Sunday, 29 August 1999:

Lazy Day at Home

I didn't feel like doing much today, so I didn't. Better yet, the heat wave of the past week seems to have ended, so it was nice and comfy in my apartment.

Had a nice lazy morning in bed listening to Car Talk on NPR. The cats enjoy having me around, too. I think they're not quite used to being back on a schedule where I feed them once a day - in the evening - rather than twice. As soon as they realize I'm awake, they start checking me out. Newton curls up on me or next to me, and usually tries to lick the hell out of me. Jefferson comes by every so often to get petted, and otherwise prowls the apartment; I'm not quite sure what he does.

(The cats also bothered me for dinner all day. I finally broke down and gave them a rare saucer of milk, which they loved and which seemed to sate them until I did feed them.)

I did a bundle of laundry (seems like there's no end to the laundry I have to do, sometimes), and spent much of the afternoon reading Warren Ellis' StormWatch comics (or most of 'em; I'm still missing four issues). They're quite good; StormWatch is a United Nations organization of super-heroes, who operate from a space station and have fairly broad powers where superhumans are concerned. There are 'only' a few hundred superhumans on Earth, and there's an international agreement not to deliberately create more.
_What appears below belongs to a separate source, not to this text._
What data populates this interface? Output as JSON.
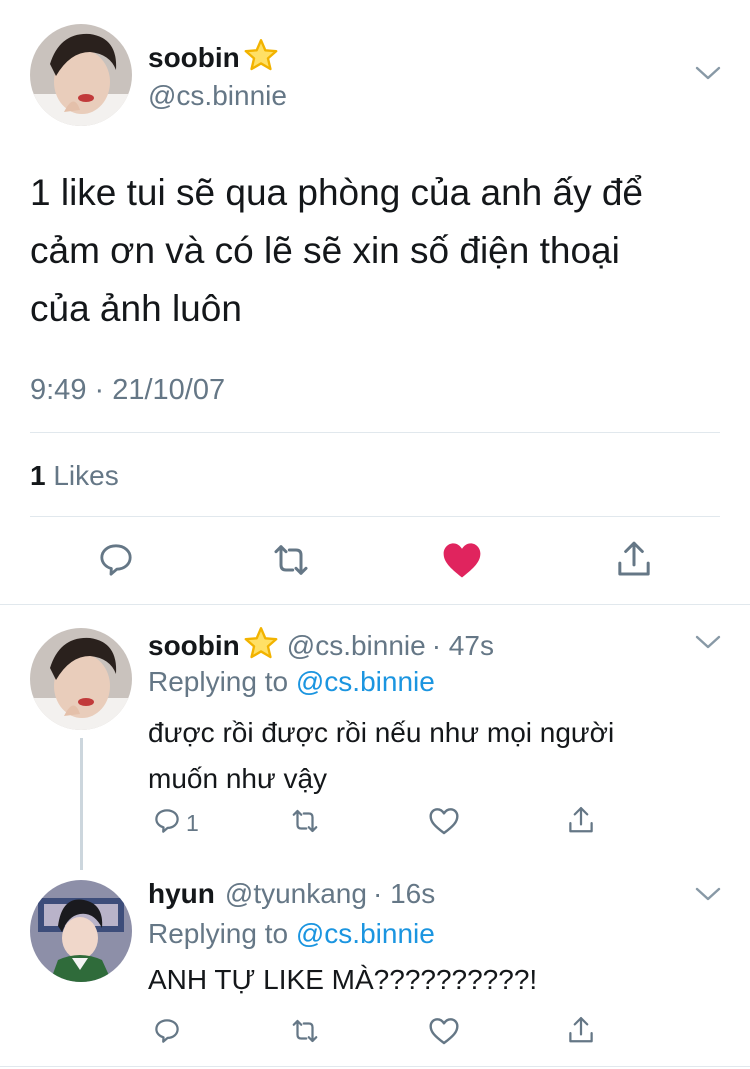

The United States plays the heavy in many of these stories (Tony Isabella wasn't too wild about this, but given the mandate of StormWatch and the real-world attitude of the US towards the UN, it's not absurd), as they object to the way StormWatch handles things and want to create their own superhumans. Ellis' stories tend to involve high stakes (biological warfare, superhumans who want to change the way the world works, parallel universes, etc.). The characterization can be erratic, in large part because of the number of characters, though a few shine through, notable Ellis' creation Jenny Sparks, who eventually forms The Authority (the sequel to the StormWatch series). The art ranges from good to excellent. It's not a masterpiece, but it is a lot of fun.

This evening I talked on the phone with fellow journaller Rebekah Robertson. Rebekah and I have been corresponding for quite a while, and I guess I was even the one to inspire her to start her own journal. We've only talked once before and that was, geez, last winter I think. Before I moved out here.

Rebekah agrees with what I reported Tracy told me recently, that I could title my journal "Games I've Played Lately". She says I never talk about my cats anymore, and that when I was in Madison I'd describe going for bike rides and was generally more introspective. Which I guess is true. Something to think about.

It's peculiar that I still feel a little strange saying that I've been talking with people I only know on-line on the phone. After all, I have a long history of meeting good people through the Internet: I met a guy named Dougal when I was at Tulane through my brief fling with MUDs. I met a number of friends in Madison - including John, who eventually recruited me to Apple - through rec.arts.startrek. I met Ceej on USENET many years ago, and Keith Woolner through the Red Sox Mailing List.

I suspect I feel peculiar about it because meeting people - especially people of the other gender - through the net has taken quite a beating in the media, as has just the very notion of having part of one's social life on-line. But, as Richard Feynman's wife once said, "What do you care what other people thing?"

Which I'm sure is an attitude Rebekah would share.